In view of the inaccurate absolute value of the crop growth parameters obtained by the aerospace remote sensing platform, the untimely data acquisition, and the small observation range of near-ground data, a crop growth parameter inversion method based on the coordination of space and ground multi-platform is provided, that is, through the synchronization relationship between data, Convert the large-scale space remote sensing calculation of crop growth parameters to high-precision, high-continuous crop growth parameters near the ground, so as to realize large-scale, high-precision, high-continuous crop growth monitoring.

In the first aspect, the present disclosure provides an intelligent monitoring method of crop growth integrated with space and ground, including:

Collect remote sensing satellite data and obtain satellite time series remote sensing data in the target area;

Calculate crop growth state parameters and crop stress state parameters according to the satellite time-series remote sensing data;

Using the crop growth state parameters and the crop stress state parameters to construct a first crop growth assessment index based on satellite time-series remote sensing data; the first crop growth assessment index is used to characterize the relationship between the crop growth state and the crop growth background ;

Collect growth data of the target crop, and obtain near-ground observation data including the daily growth index data of the target crop;

Using the growth index data based on a statistical model to construct a second crop growth assessment index based on the near-ground observation data;

Based on the near-surface observation data, the missing value of the first crop growth assessment index at the same position and at the same time in the remote sensing satellite data is supplemented to obtain the first crop growth assessment index model and the The mapping model training label of the second crop growth evaluation index;

performing continuous interpolation on the first crop growth assessment index by means of average interpolation to obtain reconstructed continuous crop growth data;

Constructing a neural network model, using the mapping model training label to train the neural network model to obtain a crop growth data mapping model;

Using the crop growth data mapping model to correct the reconstructed continuous crop growth data to obtain target crop growth evaluation data.
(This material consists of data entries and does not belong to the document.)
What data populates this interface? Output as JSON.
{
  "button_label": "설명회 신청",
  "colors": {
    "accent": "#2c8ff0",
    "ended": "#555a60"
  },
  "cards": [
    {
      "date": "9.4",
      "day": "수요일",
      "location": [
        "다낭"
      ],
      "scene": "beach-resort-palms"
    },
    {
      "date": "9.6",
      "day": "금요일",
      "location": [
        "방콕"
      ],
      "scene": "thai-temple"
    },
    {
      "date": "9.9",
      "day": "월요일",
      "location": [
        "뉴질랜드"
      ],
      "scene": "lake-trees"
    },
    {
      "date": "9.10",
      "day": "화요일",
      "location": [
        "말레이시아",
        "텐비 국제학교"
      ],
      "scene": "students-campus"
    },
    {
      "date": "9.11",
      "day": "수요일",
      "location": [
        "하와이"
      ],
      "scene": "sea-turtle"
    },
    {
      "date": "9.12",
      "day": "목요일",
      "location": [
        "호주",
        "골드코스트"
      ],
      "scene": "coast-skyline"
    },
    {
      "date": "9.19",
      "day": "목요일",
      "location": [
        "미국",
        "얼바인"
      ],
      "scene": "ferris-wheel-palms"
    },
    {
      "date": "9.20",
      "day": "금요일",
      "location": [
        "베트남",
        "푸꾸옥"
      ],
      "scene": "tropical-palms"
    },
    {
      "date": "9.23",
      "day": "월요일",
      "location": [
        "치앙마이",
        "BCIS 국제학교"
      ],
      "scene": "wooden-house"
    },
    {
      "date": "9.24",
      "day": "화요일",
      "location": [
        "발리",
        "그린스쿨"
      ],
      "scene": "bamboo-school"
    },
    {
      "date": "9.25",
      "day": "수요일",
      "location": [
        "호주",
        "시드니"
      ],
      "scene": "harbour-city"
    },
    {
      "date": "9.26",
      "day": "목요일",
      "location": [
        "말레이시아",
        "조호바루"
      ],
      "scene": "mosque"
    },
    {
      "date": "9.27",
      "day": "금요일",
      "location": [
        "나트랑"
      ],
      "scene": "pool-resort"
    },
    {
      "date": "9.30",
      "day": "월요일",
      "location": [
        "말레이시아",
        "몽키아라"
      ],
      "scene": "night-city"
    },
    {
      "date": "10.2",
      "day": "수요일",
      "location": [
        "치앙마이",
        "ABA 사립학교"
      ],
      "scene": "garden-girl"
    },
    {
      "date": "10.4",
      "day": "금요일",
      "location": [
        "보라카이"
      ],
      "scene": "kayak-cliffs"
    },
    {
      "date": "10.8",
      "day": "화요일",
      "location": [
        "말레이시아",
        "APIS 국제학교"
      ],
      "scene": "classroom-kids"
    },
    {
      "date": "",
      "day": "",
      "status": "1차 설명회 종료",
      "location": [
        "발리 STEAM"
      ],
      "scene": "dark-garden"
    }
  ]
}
In the second aspect, the present disclosure provides a space-ground integrated crop growth intelligent monitoring device, including a first acquisition unit, a first processing unit, a first construction unit, a second acquisition unit, a second construction unit, a second processing unit, a heavy structural unit, network model unit and correction unit;

The first acquiring unit is configured to collect remote sensing satellite data, and acquire satellite time-series remote sensing data in the target area;

The first processing unit is configured to calculate crop growth state parameters and crop stress state parameters according to the satellite time-series remote sensing data;

The first construction unit is configured to use the crop growth state parameters and the crop stress state parameters to construct a first crop growth assessment index based on satellite time-series remote sensing data; the first crop growth assessment index is used to characterize The relationship between crop growth status and crop growth background;

The second acquisition unit is configured to collect growth data of the target crop, and obtain near-ground observation data including the daily growth index data of the target crop;

The second construction unit is configured to use the growth index data based on a statistical model to construct a second crop growth assessment index based on the near-ground observation data;

The second processing unit is configured to supplement the missing value of the first crop growth assessment index at the same position and at the same time in the remote sensing satellite data based on the near-ground observation data, to obtain the first A crop growth assessment index model and a mapping model training label of the second crop growth assessment index;

The reconstruction unit is configured to continuously interpolate the first crop growth assessment index by means of average interpolation to obtain reconstructed continuous crop growth data;

The network model unit is used to construct a neural network model, and uses the mapping model training label to train the neural network model to obtain a crop growth data mapping model;

The correction unit is configured to use the crop growth data mapping model to correct the reconstructed continuous crop growth data to obtain target crop growth evaluation data.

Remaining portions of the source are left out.